I returned to the USA just a few days before Thanksgiving. I worshiped freely on Thanksgiving Eve with fellow Christians. This privilege of gathering had been restricted for seventy years in the former USSR. The Ukrainians cherished and enjoyed the privilege they now had to worship. On Thanksgiving Day, I sat in a warm house. I feasted at a banquet-like table laden with an abundance of foods that would literally take days to eat – and likely the leftovers would become a source of grumbling days later. In Ukraine people may have some thin borsch soup and plain dark bread if they were fortunate. My perspective again was altered. My thanks was now heart-felt and not programed gratitude. My eyes saw beyond my immediate world, and I recalled the world of others. My perspective was being translated into action. Genuine empathy is only productive when that emotion is transformed into action. In the Bible the Apostle John summarizes that thought this way, “This is how we know what love is: Jesus Christ laid down his life for us. And we ought to lay down our lives for our brothers and sisters. If anyone has material possessions and sees a brother or sister in need but has no pity on them, how can the love of God be in that person? Dear children, let us not love with words or speech but with actions and in truth” (1 John 3:16-18).

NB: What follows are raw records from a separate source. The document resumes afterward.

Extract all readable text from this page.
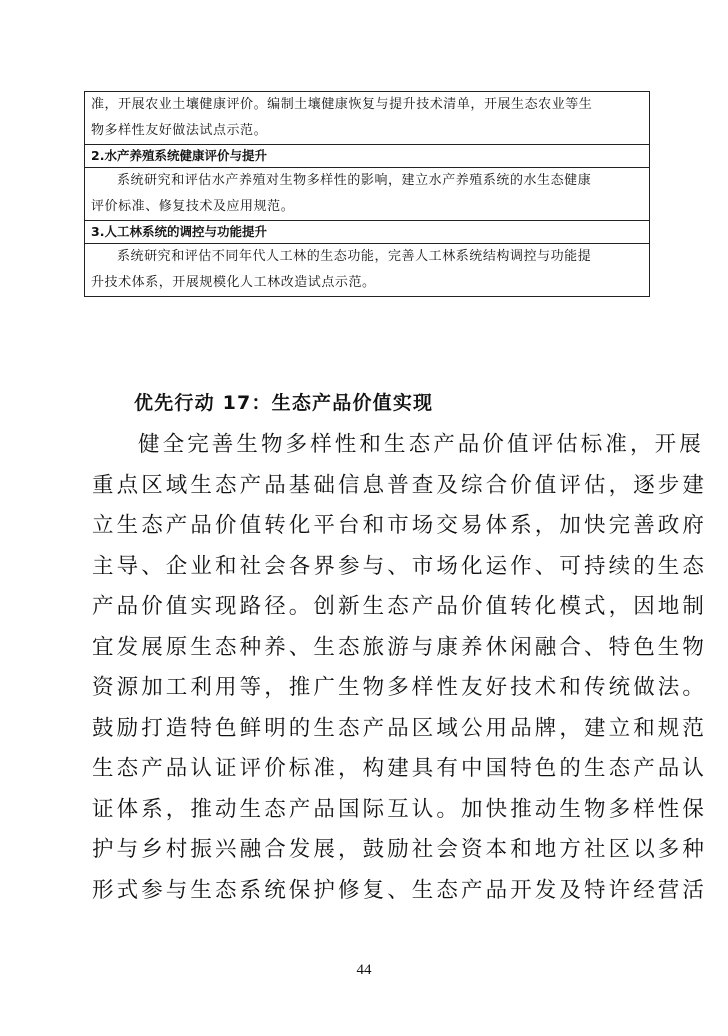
准，开展农业土壤健康评价。编制土壤健康恢复与提升技术清单，开展生态农业等生

物多样性友好做法试点示范。

2.水产养殖系统健康评价与提升

系统研究和评估水产养殖对生物多样性的影响，建立水产养殖系统的水生态健康

评价标准、修复技术及应用规范。

3.人工林系统的调控与功能提升

系统研究和评估不同年代人工林的生态功能，完善人工林系统结构调控与功能提

升技术体系，开展规模化人工林改造试点示范。

优先行动 17：生态产品价值实现
健全完善生物多样性和生态产品价值评估标准，开展
重点区域生态产品基础信息普查及综合价值评估，逐步建
立生态产品价值转化平台和市场交易体系，加快完善政府
主导、企业和社会各界参与、市场化运作、可持续的生态
产品价值实现路径。创新生态产品价值转化模式，因地制
宜发展原生态种养、生态旅游与康养休闲融合、特色生物
资源加工利用等，推广生物多样性友好技术和传统做法。
鼓励打造特色鲜明的生态产品区域公用品牌，建立和规范
生态产品认证评价标准，构建具有中国特色的生态产品认
证体系，推动生态产品国际互认。加快推动生物多样性保
护与乡村振兴融合发展，鼓励社会资本和地方社区以多种
形式参与生态系统保护修复、生态产品开发及特许经营活
44
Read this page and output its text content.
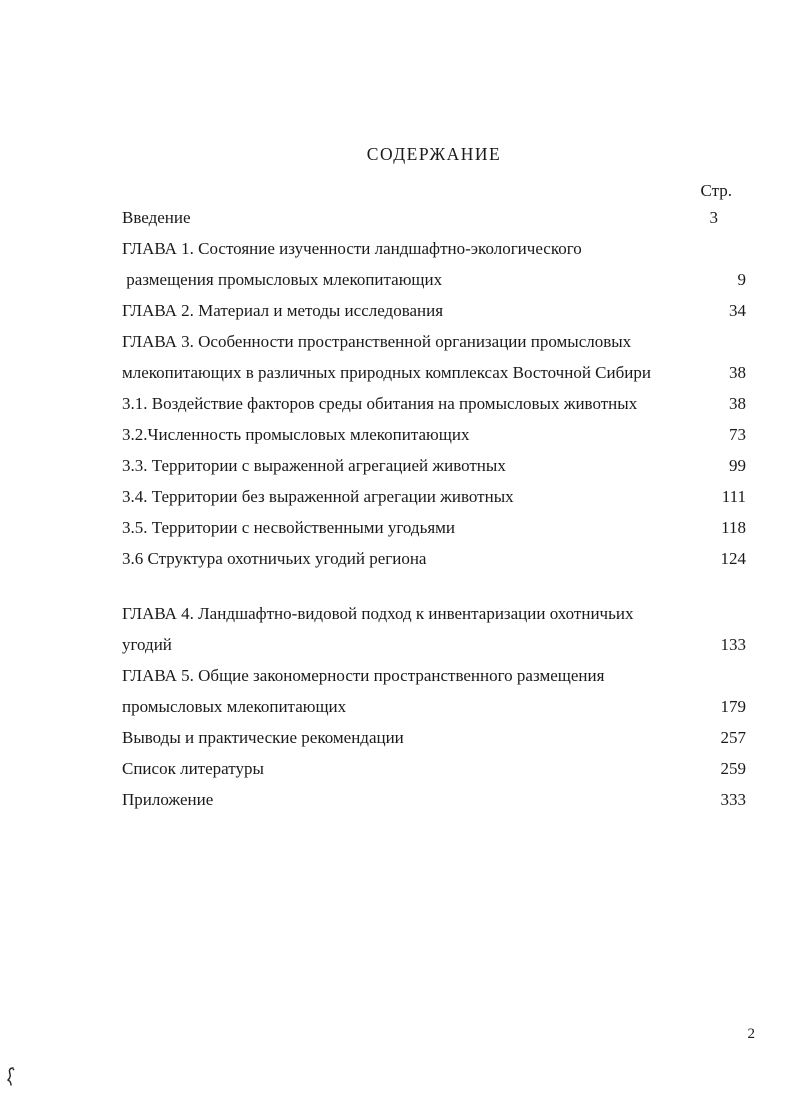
СОДЕРЖАНИЕ
Стр.
Введение	3
ГЛАВА 1. Состояние изученности ландшафтно-экологического
размещения промысловых млекопитающих	9
ГЛАВА 2. Материал и методы исследования	34
ГЛАВА 3. Особенности пространственной организации промысловых
млекопитающих в различных природных комплексах Восточной Сибири	38
3.1. Воздействие факторов среды обитания на промысловых животных	38
3.2.Численность промысловых млекопитающих	73
3.3. Территории с выраженной агрегацией животных	99
3.4. Территории без выраженной агрегации животных	111
3.5. Территории с несвойственными угодьями	118
3.6 Структура охотничьих угодий региона	124
ГЛАВА 4. Ландшафтно-видовой подход к инвентаризации охотничьих
угодий	133
ГЛАВА 5. Общие закономерности пространственного размещения
промысловых млекопитающих	179
Выводы и практические рекомендации	257
Список литературы	259
Приложение	333
2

I had an attitude adjustment that November 1992. Do I need another one? It does not require a trip to some needy area of the world. It requires a heart adjusted to see the needs of the world, both in this nation and the nations around us. This Thanksgiving may we take time to consider the many needs of others and reach out to meet them.

Have a wonderful Thanksgiving filled with genuine gratitude and generosity toward others.